The savings are significant here, too. Consider the Pennsylvania Healthcare Plan, which is one of 20 single-payer bills that have been proposed in state legislatures. Under that plan, every Pennsylvania resident would be provided health insurance at a cost of 3 percent of income for individuals and 10 percent of payroll for businesses.

This might sound steep, but remember: Payments into a single-payer system would REPLACE your current premiums, co-pays, deductibles and out-of-pocket expenses.

The savings are substantial.

80 percent of Pennsylvanians now spend over 3 percent of their income on health care, and Americans on average spend 8 percent. Businesses, meanwhile, spend approximately 13 percent of payroll on health insurance.

Where public employers are concerned, local governments and school districts pay anywhere from 20 to 50 percent of payroll to private insurance. The Pennsylvania Healthcare Plan would require contributions of 10 percent.

In Crawford County, this translates to taxpayer relief.

In 2018, the county spent $25.9 million on payroll and $6.4 million on health care. If you do the math, under the Pennsylvania plan, expenses would drop to $2.6 million, saving the county $3.8 million — enough to cover the deficit that led to the unpopular tax hike in 2019.
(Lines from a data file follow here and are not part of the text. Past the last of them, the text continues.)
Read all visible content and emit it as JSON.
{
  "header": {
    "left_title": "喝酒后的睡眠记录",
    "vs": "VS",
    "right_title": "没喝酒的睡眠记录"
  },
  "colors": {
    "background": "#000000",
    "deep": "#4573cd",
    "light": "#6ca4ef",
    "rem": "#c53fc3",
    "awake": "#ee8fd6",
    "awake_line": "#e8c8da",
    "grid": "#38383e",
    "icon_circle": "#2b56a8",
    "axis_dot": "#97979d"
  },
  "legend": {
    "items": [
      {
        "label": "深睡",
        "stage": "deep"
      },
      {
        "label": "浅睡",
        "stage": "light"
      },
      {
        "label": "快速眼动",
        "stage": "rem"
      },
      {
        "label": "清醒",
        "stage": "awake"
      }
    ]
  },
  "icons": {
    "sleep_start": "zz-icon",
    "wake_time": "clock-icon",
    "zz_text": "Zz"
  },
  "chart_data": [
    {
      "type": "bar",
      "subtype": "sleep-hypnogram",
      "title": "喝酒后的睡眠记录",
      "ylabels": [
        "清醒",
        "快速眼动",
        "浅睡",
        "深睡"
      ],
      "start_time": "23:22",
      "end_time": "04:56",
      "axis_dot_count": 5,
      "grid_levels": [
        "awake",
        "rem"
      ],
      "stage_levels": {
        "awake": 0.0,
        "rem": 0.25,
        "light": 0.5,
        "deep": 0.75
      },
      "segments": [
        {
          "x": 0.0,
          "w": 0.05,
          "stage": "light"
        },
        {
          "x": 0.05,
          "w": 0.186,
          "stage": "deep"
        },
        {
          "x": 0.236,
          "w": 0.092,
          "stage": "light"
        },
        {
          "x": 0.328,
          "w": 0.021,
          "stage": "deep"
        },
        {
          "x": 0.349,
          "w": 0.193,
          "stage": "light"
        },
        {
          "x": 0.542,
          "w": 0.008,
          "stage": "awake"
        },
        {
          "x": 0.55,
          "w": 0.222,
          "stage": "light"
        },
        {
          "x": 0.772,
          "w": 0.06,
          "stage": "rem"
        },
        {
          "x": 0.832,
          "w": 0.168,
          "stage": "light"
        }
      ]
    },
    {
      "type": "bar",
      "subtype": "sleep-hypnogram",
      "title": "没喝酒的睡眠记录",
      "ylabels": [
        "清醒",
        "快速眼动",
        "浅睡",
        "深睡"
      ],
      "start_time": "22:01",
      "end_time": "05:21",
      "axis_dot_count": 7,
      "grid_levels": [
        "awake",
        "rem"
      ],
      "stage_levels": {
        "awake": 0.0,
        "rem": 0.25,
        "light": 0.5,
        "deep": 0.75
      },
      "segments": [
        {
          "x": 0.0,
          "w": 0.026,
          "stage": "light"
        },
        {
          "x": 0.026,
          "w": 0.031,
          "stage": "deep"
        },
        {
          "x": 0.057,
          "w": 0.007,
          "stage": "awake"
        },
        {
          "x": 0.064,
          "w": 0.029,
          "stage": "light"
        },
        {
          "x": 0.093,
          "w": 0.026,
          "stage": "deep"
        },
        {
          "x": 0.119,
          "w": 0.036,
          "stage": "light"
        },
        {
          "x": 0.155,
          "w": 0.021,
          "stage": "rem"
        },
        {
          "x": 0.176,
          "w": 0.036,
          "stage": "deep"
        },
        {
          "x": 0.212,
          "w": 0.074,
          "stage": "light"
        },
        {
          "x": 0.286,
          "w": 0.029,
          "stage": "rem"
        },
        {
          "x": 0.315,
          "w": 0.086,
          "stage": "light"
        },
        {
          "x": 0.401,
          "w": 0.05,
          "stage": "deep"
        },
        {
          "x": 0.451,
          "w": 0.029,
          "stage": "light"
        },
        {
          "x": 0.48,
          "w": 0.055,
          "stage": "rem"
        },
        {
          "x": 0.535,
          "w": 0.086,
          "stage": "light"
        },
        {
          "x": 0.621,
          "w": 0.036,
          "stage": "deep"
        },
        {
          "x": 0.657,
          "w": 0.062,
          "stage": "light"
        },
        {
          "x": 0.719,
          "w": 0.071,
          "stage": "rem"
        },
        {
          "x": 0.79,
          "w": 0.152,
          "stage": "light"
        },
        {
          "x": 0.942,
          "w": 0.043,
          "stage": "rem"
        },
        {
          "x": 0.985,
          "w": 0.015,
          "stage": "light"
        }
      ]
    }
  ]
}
Similarly, Meadville's total payroll for 2018 was $2,567,073 and total health care expenses were $764,989. With single-payer, the city’s contributions would drop to $256,707, which would save city taxpayers half a million dollars — again, enough to cover the last deficit.

So, here’s the deal: We can continue to give our money (and taxes) to private insurance companies, or we can reduce our health care costs while providing universal coverage.

If we want to save money and get comprehensive care, we need to support Medicare for All and the Pennsylvania Healthcare Plan.

Joe Tompkins is a board member of HealthCare4ALLPA (www.healthcare4allpa.org) and a professor at Allegheny College.